Dividends and liquidation proceeds received by Hungarian companies are exempt from corporation tax. There is no withholding tax on profit distributions paid to persons other than individuals. The withholding tax exemption does not depend on the corporate shareholder’s location, size of its holding and the time the shares are held.

The capital gains realized by the Hungarian entity on the sale of shares are exempt under following conditions. Such exemption is conditional upon the Hungarian company holding at least 30% interest in the subsidiary, and on the reporting of the acquisition of the shares to the tax authority within 60 days from the purchase or incorporation. If such conditions are met, then the exemption is applicable after a one-year holding period.

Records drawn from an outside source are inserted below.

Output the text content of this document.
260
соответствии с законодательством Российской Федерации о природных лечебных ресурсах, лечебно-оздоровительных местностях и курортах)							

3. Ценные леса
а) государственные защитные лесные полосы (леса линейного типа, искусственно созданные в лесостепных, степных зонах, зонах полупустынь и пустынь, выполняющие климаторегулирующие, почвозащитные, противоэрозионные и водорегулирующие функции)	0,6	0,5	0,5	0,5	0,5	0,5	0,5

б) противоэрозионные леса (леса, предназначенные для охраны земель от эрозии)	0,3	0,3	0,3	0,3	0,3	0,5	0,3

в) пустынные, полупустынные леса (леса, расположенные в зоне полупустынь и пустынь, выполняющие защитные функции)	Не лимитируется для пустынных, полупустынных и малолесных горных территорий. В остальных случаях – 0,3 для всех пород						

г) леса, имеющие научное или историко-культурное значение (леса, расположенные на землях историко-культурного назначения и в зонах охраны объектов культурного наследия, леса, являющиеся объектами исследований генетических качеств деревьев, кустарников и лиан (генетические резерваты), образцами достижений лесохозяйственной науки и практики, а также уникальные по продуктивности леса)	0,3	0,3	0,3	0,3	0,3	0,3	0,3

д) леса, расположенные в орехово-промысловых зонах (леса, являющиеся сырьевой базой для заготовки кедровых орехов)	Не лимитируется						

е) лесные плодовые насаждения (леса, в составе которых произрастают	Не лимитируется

But in this case any loss suffered upon the resale will become non-tax-deductible.

All of which makes Hungary a very advantageous location to set up a holding company.

What if we make cross-border transactions between group companies?

Hungary follows internationally recognized Transfer Pricing (TP) rules where cross-border trading and financial transactions between affiliated entities have to be conducted on an arm’s length basis. The price and terms should be the same as if the transactions had been concluded between completely independent parties.

Typical transactions between affiliated entities that are covered by TP regulations are:

  • Sale and purchase of goods;
  • Wagework;
  • Provision of management services;
  • Property rental charges;
  • Transfer of intangible assets e.g. trademarks, patents, etc.;
  • Sharing of knowledge, expertise, business contacts etc.;
  • Provision of financial support e.g. inter-group loans and charging a “market” interest on loans.

A business will need to prepare a Transfer Pricing Report proving the arm’s length basis of transactions. The report will include a functional and risk analysis, analysis of the adopted pricing model and benchmarking of the arm’s length basis.

Small enterprises are exempt from Hungary’s TP reporting regime, so only “medium” and “large” entities need to undertake detailed TP analysis. A “medium or large entity” for TP purposes is one with 50+ employees, or Revenues €10m+, or Gross Assets €10m+. However, these figures shall be calculated on group level.

However, even if an entity is exempt from the Hungarian transfer pricing regime it may fall under the scrutiny of the other international tax jurisdictions where it transacts. There may also be other tax regulations which ensure transactions are undertaken at a commercial value.